[PATCH rcu 1/7] rcu/nocb: Add/del rdp to iterate from rcuog itself

From: Paul E. McKenney
Date: Mon Jun 20 2022 - 18:45:17 EST


From: Frederic Weisbecker <frederic@xxxxxxxxxx>

NOCB rdp's are part of a group whose list is iterated by the
corresponding rdp leader.

This list is RCU traversed because an rdp can be either added or
deleted concurrently. Upon addition, a new iteration to the list after
a synchronization point (a pair of LOCK/UNLOCK ->nocb_gp_lock) is forced
to make sure:

1) we didn't miss a new element added in the middle of an iteration
2) we didn't ignore a whole subset of the list due to an element being
quickly deleted and then re-added.
3) we prevent from probably other surprises...

Although this layout is expected to be safe, it doesn't help anybody
to sleep well.

Simplify instead the nocb state toggling with moving the list
modification from the nocb (de-)offloading workqueue to the rcuog
kthreads instead.

Whenever the rdp leader is expected to (re-)set the SEGCBLIST_KTHREAD_GP
flag of a target rdp, the latter is queued so that the leader handles
the flag flip along with adding or deleting the target rdp to the list
to iterate.
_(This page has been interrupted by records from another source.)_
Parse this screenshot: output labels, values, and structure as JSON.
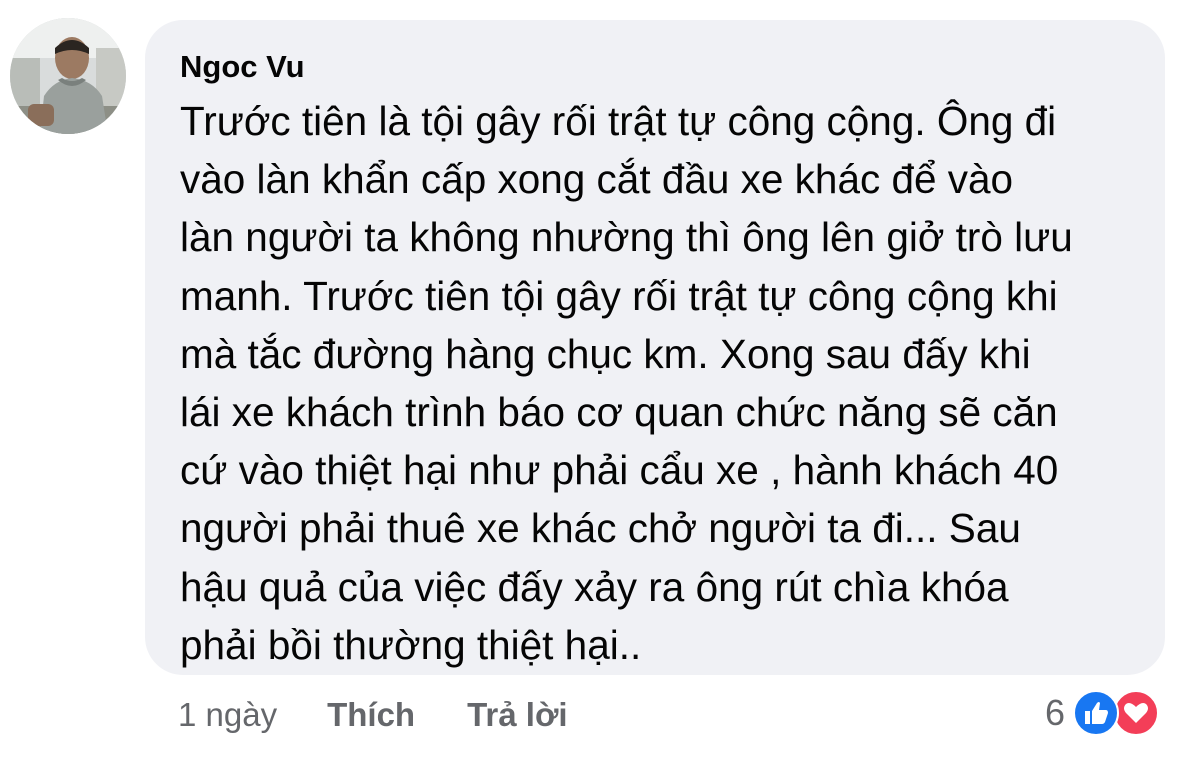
{
  "comment": {
    "author": "Ngoc Vu",
    "text_lines": [
      "Trước tiên là tội gây rối trật tự công cộng. Ông đi",
      "vào làn khẩn cấp xong cắt đầu xe khác để vào",
      "làn người ta không nhường thì ông lên giở trò lưu",
      "manh. Trước tiên tội gây rối trật tự công cộng khi",
      "mà tắc đường hàng chục km. Xong sau đấy khi",
      "lái xe khách trình báo cơ quan chức năng sẽ căn",
      "cứ vào thiệt hại như phải cẩu xe , hành khách 40",
      "người phải thuê xe khác chở người ta đi... Sau",
      "hậu quả của việc đấy xảy ra ông rút chìa khóa",
      "phải bồi thường thiệt hại.."
    ],
    "timestamp": "1 ngày",
    "like_label": "Thích",
    "reply_label": "Trả lời",
    "reaction_count": "6",
    "reaction_icons": [
      "like-icon",
      "love-icon"
    ]
  },
  "colors": {
    "bubble_bg": "#f0f1f5",
    "text": "#050505",
    "meta_text": "#65676b",
    "like_blue": "#1877f2",
    "love_red": "#f33e58"
  }
}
This way the list modification and iteration happen from the
same kthread and those operations can't race altogether.

As a bonus, the flags for each rdp don't need to be checked locklessly
before each iteration, which is one less opportunity to produce
nightmares.

Signed-off-by: Frederic Weisbecker <frederic@xxxxxxxxxx>
Cc: Neeraj Upadhyay <quic_neeraju@xxxxxxxxxxx>
Cc: Boqun Feng <boqun.feng@xxxxxxxxx>
Cc: Uladzislau Rezki <uladzislau.rezki@xxxxxxxx>
Cc: Joel Fernandes <joel@xxxxxxxxxxxxxxxxx>
Cc: Zqiang <qiang1.zhang@xxxxxxxxx>
Signed-off-by: Paul E. McKenney <paulmck@xxxxxxxxxx>
---
kernel/rcu/tree.h | 1 +
kernel/rcu/tree_nocb.h | 138 +++++++++++++++++++++--------------------
2 files changed, 71 insertions(+), 68 deletions(-)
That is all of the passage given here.